Dia secara khusus membuat video ini untuk Forum Diskusi Antara karena pada hari yang sama mayoritas anggota DPRD Surabaya menghadiri pertemuan Asosiasi DPRD Kota se- Indonesia di Mataram, Nusa Tenggara Barat, sehingga berhalangan hadir.
Mewakili eksekutif, dr Mira mengatakan sebelumnya Kota Surabaya memiliki Perda Nomor 5 Tahun 2008 tentang Kawasan Tanpa Rokok dan Kawasan Terbatas Merokok (KTR/ KTM).
“Revisi Perda Nomor 5 Tahun 2008 kami ajukan ke DPRD Surabaya karena ada aturan bersama dari Pemerintah Pusat yang harus mengubahnya menjadi KTR. Tapi dalam revisi ini kami tetap memasukkan unsur KTM. Beberapa item harus dirubah serta merinci lokasi KTR di mana saja,” katanya, menjelaskan.
Dia memaparkan, dalam Perda Nomor 5 Tahun 2008 hanya ada lima lokasi KTR, yaitu sarana kesehatan, tempat belajar-mengajar, angkutan umum, tempat bermain anak dan tempat ibadah.

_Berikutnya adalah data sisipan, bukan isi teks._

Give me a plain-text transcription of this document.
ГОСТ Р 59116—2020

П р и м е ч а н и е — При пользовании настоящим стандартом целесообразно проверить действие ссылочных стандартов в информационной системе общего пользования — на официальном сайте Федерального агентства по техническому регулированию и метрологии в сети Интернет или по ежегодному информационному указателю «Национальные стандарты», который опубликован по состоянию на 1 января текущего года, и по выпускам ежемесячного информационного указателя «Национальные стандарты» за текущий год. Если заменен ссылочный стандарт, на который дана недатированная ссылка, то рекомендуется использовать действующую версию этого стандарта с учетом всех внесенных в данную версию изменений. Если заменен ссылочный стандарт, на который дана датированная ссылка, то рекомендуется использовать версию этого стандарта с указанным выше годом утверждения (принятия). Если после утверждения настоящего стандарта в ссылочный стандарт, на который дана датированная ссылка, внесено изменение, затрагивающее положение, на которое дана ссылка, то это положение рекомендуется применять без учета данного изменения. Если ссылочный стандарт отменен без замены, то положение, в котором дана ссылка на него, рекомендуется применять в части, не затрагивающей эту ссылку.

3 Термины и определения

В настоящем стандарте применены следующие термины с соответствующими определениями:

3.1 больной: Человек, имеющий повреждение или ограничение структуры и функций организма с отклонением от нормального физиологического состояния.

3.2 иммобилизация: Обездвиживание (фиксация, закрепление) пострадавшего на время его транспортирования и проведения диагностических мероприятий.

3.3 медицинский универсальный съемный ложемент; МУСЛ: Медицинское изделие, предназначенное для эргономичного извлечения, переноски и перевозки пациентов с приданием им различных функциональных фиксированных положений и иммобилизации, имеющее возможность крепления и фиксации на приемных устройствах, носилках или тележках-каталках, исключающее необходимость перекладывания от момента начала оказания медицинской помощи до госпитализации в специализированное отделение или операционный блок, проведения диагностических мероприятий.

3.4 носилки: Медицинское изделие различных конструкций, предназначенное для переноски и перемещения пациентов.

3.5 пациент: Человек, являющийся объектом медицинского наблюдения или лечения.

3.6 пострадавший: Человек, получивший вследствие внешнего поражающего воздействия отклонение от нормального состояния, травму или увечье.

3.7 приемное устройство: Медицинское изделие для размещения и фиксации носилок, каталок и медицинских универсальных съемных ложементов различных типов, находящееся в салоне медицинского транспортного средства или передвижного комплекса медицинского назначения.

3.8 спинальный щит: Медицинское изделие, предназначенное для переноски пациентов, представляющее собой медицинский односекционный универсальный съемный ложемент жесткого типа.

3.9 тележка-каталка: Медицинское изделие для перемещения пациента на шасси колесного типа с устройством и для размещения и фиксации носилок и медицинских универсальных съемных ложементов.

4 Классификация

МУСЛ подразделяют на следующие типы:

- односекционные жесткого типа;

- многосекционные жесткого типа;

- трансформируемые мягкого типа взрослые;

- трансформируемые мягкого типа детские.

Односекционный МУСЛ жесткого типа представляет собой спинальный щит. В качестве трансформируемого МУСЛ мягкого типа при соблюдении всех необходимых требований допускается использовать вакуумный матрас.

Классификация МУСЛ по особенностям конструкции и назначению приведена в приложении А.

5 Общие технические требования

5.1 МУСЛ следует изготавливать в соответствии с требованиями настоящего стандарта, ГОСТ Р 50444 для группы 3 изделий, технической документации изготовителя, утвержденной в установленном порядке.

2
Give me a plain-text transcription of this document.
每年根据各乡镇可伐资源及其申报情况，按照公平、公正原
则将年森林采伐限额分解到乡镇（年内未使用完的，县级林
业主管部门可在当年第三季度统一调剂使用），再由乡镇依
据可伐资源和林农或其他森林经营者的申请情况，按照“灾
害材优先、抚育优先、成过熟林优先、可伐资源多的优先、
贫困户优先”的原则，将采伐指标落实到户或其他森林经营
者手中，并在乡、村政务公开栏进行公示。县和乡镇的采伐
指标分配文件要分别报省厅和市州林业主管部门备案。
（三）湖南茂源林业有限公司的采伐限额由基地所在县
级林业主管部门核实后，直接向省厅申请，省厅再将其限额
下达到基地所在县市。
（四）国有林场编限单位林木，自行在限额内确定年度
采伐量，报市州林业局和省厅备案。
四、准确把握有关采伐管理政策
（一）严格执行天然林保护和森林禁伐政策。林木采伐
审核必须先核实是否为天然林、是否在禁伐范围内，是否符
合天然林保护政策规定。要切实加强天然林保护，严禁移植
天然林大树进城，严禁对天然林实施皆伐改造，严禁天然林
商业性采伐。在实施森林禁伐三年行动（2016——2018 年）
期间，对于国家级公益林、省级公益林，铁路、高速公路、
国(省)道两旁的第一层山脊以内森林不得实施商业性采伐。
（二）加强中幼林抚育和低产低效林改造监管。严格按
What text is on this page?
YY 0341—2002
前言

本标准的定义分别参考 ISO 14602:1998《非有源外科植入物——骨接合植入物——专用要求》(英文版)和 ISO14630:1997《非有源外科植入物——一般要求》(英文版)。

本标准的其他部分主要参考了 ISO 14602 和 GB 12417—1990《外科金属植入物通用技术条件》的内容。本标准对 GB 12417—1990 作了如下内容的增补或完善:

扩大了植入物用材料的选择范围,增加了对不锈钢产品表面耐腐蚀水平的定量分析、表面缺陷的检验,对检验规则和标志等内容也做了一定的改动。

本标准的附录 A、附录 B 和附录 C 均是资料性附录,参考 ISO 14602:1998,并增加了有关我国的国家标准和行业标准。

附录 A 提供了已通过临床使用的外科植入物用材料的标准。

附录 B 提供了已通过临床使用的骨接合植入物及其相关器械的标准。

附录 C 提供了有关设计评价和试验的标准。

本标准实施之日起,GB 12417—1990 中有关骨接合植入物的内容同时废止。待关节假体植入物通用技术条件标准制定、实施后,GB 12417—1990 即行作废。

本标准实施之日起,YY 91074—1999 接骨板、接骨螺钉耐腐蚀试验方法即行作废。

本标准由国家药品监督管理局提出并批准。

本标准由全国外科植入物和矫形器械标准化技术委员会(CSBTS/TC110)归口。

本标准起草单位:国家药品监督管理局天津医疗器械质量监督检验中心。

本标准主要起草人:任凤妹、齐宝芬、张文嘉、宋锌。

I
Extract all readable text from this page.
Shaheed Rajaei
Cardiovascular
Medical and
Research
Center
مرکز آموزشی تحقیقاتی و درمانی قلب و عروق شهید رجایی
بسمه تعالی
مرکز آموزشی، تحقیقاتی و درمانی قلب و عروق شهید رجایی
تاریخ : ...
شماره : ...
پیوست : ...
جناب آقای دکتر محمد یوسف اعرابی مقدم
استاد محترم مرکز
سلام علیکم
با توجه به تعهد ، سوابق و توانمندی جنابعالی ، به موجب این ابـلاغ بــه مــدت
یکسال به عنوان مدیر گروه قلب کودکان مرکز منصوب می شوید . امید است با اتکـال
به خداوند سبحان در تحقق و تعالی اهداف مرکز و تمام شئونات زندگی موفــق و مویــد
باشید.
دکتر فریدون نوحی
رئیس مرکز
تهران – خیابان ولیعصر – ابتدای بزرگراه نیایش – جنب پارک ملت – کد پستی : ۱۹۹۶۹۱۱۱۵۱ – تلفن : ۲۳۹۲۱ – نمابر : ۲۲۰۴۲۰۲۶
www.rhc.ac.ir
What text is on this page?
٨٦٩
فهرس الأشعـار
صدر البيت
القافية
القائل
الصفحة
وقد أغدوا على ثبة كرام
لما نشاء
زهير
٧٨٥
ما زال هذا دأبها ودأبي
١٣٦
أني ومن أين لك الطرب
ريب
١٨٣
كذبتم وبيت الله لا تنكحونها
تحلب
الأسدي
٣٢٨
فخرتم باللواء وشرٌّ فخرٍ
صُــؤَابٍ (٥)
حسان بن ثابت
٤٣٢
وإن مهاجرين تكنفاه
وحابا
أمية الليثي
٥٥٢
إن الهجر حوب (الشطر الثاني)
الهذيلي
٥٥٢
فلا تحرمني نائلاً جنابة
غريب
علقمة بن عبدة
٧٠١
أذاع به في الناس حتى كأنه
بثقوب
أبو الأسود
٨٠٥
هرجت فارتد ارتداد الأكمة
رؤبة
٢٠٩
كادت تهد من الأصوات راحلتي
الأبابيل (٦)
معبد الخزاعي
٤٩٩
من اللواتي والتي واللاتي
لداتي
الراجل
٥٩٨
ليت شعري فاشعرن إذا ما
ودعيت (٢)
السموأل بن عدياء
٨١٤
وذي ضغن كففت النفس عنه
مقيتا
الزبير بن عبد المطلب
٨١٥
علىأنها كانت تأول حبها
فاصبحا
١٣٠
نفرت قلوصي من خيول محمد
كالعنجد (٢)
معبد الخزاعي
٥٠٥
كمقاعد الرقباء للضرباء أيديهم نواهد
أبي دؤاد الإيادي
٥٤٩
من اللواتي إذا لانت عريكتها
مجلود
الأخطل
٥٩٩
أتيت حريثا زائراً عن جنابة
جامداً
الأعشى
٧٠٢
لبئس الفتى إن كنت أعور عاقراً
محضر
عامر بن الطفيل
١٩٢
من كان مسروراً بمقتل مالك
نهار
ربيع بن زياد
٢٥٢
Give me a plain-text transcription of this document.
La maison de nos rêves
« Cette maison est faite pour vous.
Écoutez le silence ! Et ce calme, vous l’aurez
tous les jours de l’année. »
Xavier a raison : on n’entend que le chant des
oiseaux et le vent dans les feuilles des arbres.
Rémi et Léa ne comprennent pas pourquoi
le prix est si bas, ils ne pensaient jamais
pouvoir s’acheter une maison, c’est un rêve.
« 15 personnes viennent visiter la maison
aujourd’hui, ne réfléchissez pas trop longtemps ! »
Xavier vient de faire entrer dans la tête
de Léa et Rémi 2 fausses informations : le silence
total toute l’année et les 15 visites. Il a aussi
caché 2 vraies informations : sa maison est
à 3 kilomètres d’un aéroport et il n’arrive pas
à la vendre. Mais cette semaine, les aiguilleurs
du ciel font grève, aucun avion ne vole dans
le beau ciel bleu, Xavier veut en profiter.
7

“Dalam revisi ini ditambahkan menjadi tiga lokasi KTR baru yang harus menyediakan tempat untuk merokok, yaitu kantor, tempat-tempat lainnya, dan tempat umum,” ucapnya.
Mira menegaskan Revisi Perda KTR tidak mengatur tentang batasan produksi atau iklan rokok. “Revisi Perda KTR hanya mengatur di mana orang seharusnya boleh merokok. Karena Orang yang tidak merokok punya hak asasi. Mereka juga ingin hidup sehat dan harus kami akomodir,” ujarnya.
Jika revisi Perda tersebut mulai diterapkan, sanksi bagi yang melanggar adalah denda senilai Rp250 ribu. Bagi Aparatur Sipil Negara yang melanggar, sanksinya bisa dipecat.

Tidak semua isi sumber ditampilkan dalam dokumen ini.